As a random aside, I’m installing two new severs for Virtualmin.com next Monday or Tuesday, and it appears they’ll be running Scientific Linux (since there is no CentOS 6, and we require some of the latest stuff to really get the most out of Cloudmin and some of the new features we’re developing). So, barring a miraculous CentOS 6 release sometime between now and next Monday, you’ll see official Scientific Linux 6 support in the Virtualmin install script sometime next week. Cloudmin might already install there, I’m not sure…if it doesn’t, it’ll also get support next week.
It won’t be kept secret. When it works, it’ll be listed in the OS Support page, and I’ll post to the News forum about it. I’ve been poking at hardware issues (drivers and BIOS problems with our new servers), so I haven’t done anything with Virtualmin or Cloudmin on them yet.
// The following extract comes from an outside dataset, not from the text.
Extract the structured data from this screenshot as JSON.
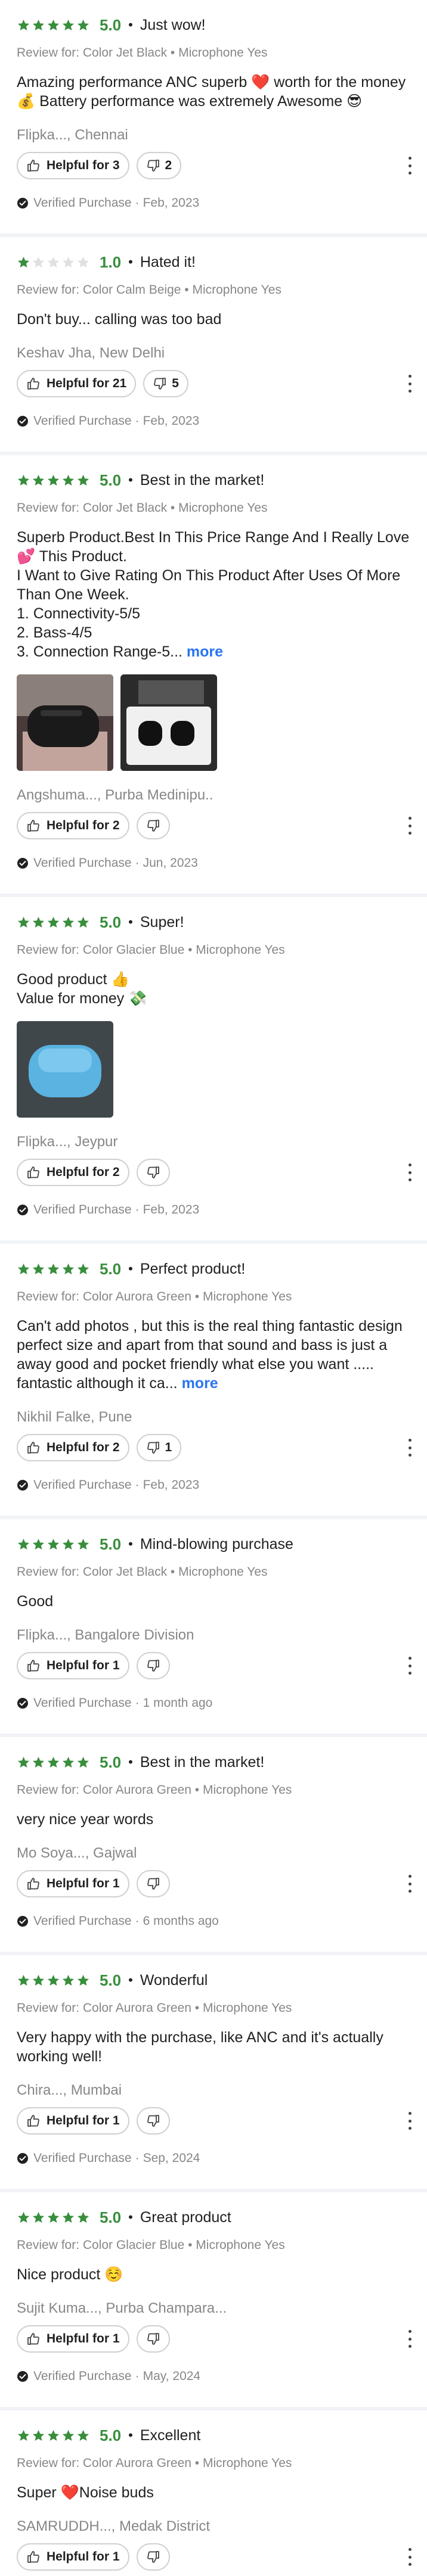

Since it didn’t get done last week, everything was delayed for several days by Texas Linux Fest.
I know you are working on SL 6 but does virtualmin currently work on SL 5 as an A-supported OS, and would a Centos 5 backup of a virtual server restore properly on SL 5 and also SL6 when available? I am currently using php 5.2.17 from bleed.
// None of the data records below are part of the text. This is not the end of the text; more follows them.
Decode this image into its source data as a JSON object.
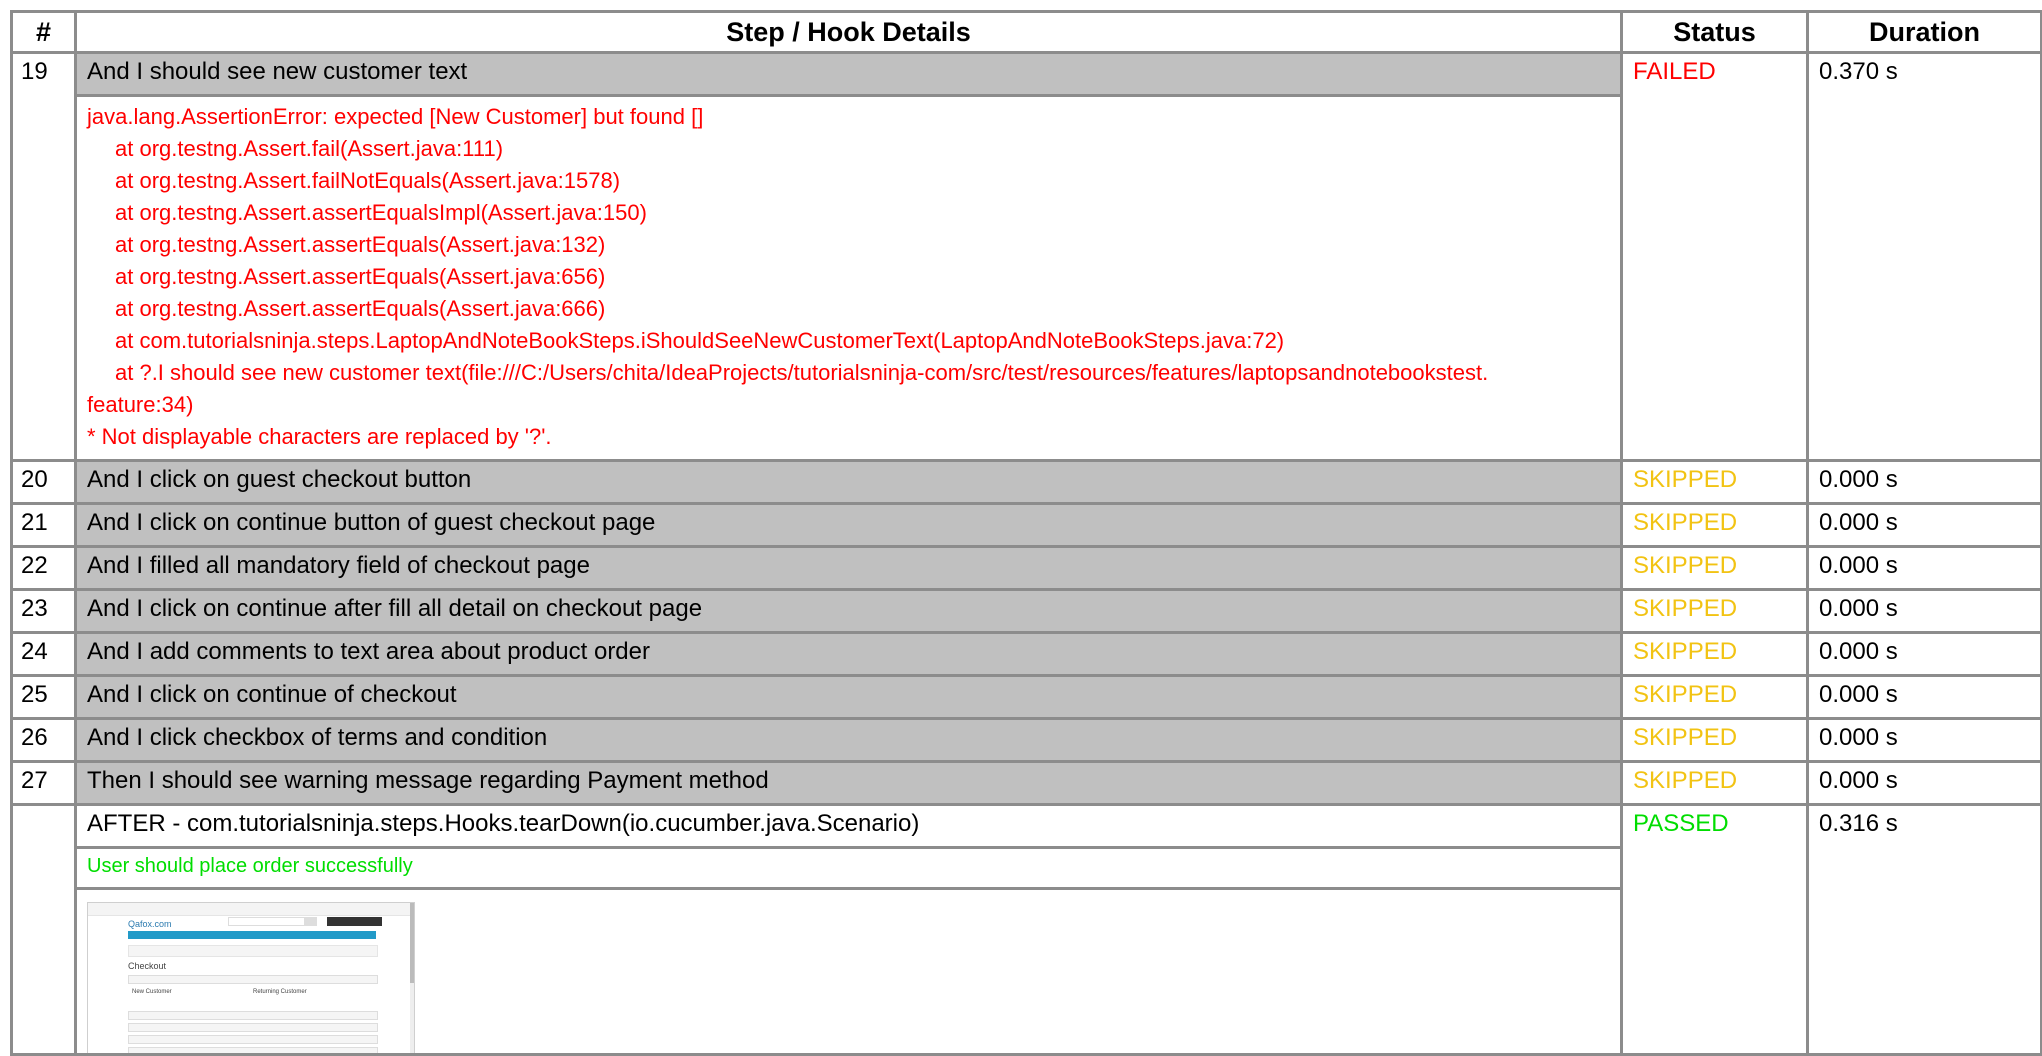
{
  "headers": {
    "num": "#",
    "details": "Step / Hook Details",
    "status": "Status",
    "duration": "Duration"
  },
  "failed_step": {
    "num": "19",
    "text": "And I should see new customer text",
    "status": "FAILED",
    "duration": "0.370 s",
    "error_lines": [
      "java.lang.AssertionError: expected [New Customer] but found []",
      "at org.testng.Assert.fail(Assert.java:111)",
      "at org.testng.Assert.failNotEquals(Assert.java:1578)",
      "at org.testng.Assert.assertEqualsImpl(Assert.java:150)",
      "at org.testng.Assert.assertEquals(Assert.java:132)",
      "at org.testng.Assert.assertEquals(Assert.java:656)",
      "at org.testng.Assert.assertEquals(Assert.java:666)",
      "at com.tutorialsninja.steps.LaptopAndNoteBookSteps.iShouldSeeNewCustomerText(LaptopAndNoteBookSteps.java:72)",
      "at ?.I should see new customer text(file:///C:/Users/chita/IdeaProjects/tutorialsninja-com/src/test/resources/features/laptopsandnotebookstest.",
      "feature:34)",
      "* Not displayable characters are replaced by '?'."
    ]
  },
  "skipped_steps": [
    {
      "num": "20",
      "text": "And I click on guest checkout button",
      "status": "SKIPPED",
      "duration": "0.000 s"
    },
    {
      "num": "21",
      "text": "And I click on continue button of guest checkout page",
      "status": "SKIPPED",
      "duration": "0.000 s"
    },
    {
      "num": "22",
      "text": "And I filled all mandatory field of checkout page",
      "status": "SKIPPED",
      "duration": "0.000 s"
    },
    {
      "num": "23",
      "text": "And I click on continue after fill all detail on checkout page",
      "status": "SKIPPED",
      "duration": "0.000 s"
    },
    {
      "num": "24",
      "text": "And I add comments to text area about product order",
      "status": "SKIPPED",
      "duration": "0.000 s"
    },
    {
      "num": "25",
      "text": "And I click on continue of checkout",
      "status": "SKIPPED",
      "duration": "0.000 s"
    },
    {
      "num": "26",
      "text": "And I click checkbox of terms and condition",
      "status": "SKIPPED",
      "duration": "0.000 s"
    },
    {
      "num": "27",
      "text": "Then I should see warning message regarding Payment method",
      "status": "SKIPPED",
      "duration": "0.000 s"
    }
  ],
  "hook": {
    "text": "AFTER - com.tutorialsninja.steps.Hooks.tearDown(io.cucumber.java.Scenario)",
    "status": "PASSED",
    "duration": "0.316 s",
    "message": "User should place order successfully"
  },
  "screenshot": {
    "brand": "Qafox.com",
    "page_title": "Checkout",
    "new_customer": "New Customer",
    "returning_customer": "Returning Customer"
  },
  "colors": {
    "failed": "#ff0000",
    "skipped": "#f2c313",
    "passed": "#00dd00",
    "step_bg": "#c0c0c0",
    "border": "#8c8c8c"
  }
}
So, barring a miraculous CentOS 6 release sometime between now and next Monday,
you’ll see official Scientific Linux 6 support in the Virtualmin install script sometime next week
As of 2011-04-15, centos-devel said “A build and QA plan is being worked out now with the QA team”, .
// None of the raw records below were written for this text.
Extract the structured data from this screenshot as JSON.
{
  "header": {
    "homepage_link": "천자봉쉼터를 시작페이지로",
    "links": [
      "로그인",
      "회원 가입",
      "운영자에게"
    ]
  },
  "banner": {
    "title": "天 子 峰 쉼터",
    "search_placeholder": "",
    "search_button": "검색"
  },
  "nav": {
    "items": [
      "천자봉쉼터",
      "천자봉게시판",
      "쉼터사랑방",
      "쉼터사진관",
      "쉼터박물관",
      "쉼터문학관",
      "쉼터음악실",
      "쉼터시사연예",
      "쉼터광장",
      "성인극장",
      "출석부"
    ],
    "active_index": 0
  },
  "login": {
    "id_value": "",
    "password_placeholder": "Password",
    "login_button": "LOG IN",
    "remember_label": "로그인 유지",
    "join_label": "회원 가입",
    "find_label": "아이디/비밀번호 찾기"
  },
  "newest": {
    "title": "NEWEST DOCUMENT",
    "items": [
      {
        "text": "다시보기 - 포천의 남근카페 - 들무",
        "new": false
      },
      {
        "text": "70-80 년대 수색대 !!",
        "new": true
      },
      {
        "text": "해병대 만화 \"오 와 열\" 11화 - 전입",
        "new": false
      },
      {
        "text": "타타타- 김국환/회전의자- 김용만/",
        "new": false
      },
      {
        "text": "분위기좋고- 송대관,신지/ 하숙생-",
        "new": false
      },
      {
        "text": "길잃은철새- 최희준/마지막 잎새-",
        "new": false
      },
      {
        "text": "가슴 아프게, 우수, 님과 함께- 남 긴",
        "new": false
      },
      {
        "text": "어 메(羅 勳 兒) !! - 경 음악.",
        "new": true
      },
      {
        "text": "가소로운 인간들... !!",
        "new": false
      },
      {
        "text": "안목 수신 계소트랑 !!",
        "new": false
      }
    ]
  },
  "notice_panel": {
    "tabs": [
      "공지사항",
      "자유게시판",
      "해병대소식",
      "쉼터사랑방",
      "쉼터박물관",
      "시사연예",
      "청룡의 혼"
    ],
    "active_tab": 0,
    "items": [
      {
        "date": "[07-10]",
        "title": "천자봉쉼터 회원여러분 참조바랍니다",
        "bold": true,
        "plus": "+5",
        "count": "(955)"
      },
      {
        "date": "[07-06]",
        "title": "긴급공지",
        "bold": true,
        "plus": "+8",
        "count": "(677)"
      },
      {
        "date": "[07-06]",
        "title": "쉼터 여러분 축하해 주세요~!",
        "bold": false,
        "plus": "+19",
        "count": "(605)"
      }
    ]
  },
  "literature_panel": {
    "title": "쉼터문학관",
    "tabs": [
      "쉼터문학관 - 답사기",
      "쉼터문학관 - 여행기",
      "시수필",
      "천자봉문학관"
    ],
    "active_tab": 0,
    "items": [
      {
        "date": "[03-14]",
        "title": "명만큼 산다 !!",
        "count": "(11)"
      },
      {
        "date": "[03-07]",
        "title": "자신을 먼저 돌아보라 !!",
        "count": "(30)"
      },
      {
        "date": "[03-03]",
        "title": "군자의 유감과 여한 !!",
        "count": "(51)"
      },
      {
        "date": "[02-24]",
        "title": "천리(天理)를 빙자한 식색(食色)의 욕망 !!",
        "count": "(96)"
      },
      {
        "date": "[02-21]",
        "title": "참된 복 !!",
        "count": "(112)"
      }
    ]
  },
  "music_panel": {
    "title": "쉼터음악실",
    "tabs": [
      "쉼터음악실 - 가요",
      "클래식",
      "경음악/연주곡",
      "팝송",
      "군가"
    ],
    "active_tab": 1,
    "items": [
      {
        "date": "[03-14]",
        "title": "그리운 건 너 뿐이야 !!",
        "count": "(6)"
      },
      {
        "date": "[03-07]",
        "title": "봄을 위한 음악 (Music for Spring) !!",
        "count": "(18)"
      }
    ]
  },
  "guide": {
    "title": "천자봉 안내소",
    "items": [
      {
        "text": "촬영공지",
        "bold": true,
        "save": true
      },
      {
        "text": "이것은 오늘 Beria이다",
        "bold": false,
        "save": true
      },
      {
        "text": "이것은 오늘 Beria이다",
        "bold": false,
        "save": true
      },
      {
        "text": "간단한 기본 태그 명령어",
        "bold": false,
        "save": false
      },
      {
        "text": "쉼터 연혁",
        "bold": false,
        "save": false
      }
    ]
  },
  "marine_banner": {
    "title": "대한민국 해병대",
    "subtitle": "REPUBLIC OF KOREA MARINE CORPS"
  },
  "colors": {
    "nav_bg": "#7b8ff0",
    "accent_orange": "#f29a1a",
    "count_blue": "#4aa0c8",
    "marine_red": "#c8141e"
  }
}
Figure that means about 4 weeks would be my guess. On 2011/4/14, developers hinted that around May10th they
might send it over to the quality assurance team, who would do their thing, then it would be 48 to populate the mirrors.
So maybe around the end of May based on that.
I have also gone ahead and installed a new server using SL6, which I understand could be easily
converted to CentOS 6 later if desired. If any testing or such is desired on SL6 I would be
glad to help in any way I can. I do have 15 years of experience on RPM based servers, and
I am a programmer, so I might be able help. It has been several years since I mucked about
with the Virtualmin internals, though.
A bit off-topic: but why would one switch from SL to CentOS? SL has a far bigger base of devs/mataintainers. In addition it comes with a few extra features compared to CentOS. So if you don’t need the 0.5% additional binary-compability, there seems to be no good reason for this step.
I would appreciate the opinion of an experienced admin.
CentOS is used in a very large percentage of hosting deployments, while SL is pretty much non-existent in the hosting space (with a name like Scientific Linux, I can see how very few people would consider it for web hosting). CentOS has a much larger userbase than SL, in general, as well.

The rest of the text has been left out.